DIE FAVORITIN

Matthias Lehmann

Geschlechterrollen, das lässt sich unschwer als eines der zentralen Oberthemen von „Die Favoritin” ausmachen. Nicht nur der Hauptakteur ist gefangen in falschen Kleidern, auch der Großvater muss seine Homosexualität aufgrund von gesellschaftlichen Erwartungshaltungen verstecken und ein von Unzufriedenheit und Unterwürfigkeit geprägtes Leben fristen.

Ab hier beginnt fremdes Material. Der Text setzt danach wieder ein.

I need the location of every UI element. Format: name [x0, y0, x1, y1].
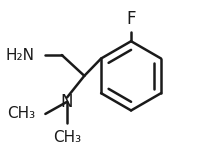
- Text: F: F: [126, 10, 136, 28]
- Text: CH₃: CH₃: [7, 106, 35, 122]
- Text: H₂N: H₂N: [6, 48, 35, 63]
- Text: CH₃: CH₃: [53, 129, 81, 144]
- Text: N: N: [61, 93, 73, 111]
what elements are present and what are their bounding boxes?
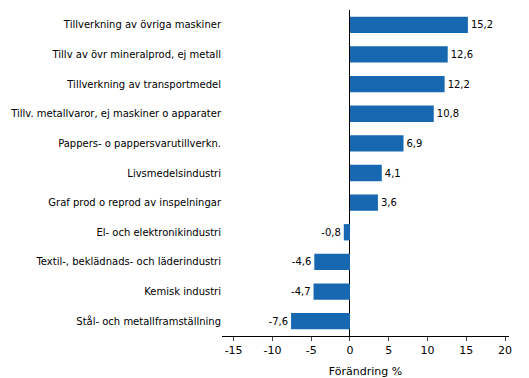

Weitere wesentliche Motive sind fragwürdige Erziehungsmethoden und psychische Störungen. Auch die finden sich reichlich, speisen sich aber aus den unterschiedlichsten Ursachen. Was auf den ersten Seiten den Anschein einer tagebuchartigen Biografie aus einer vergangenen Zeit erweckt, wandert im Verlaufe der Handlung Richtung Gegenwart und wird zum ganz großen Drama: Nach und nach entspinnt Matthias Lehmann eine verstörende Geschichte, deren Dimensionen von Unrecht und physischer und psychischer Brutalität sich in ganz kleinen Schritten erschließen.

Gekonnt lässt der Autor Vorgeschichte und Haupterzählstrang in Zeitsprüngen zu einem Gesamtbild verschmelzen, das die negativen Auswirkungen von sozialem Druck vor Augen führt.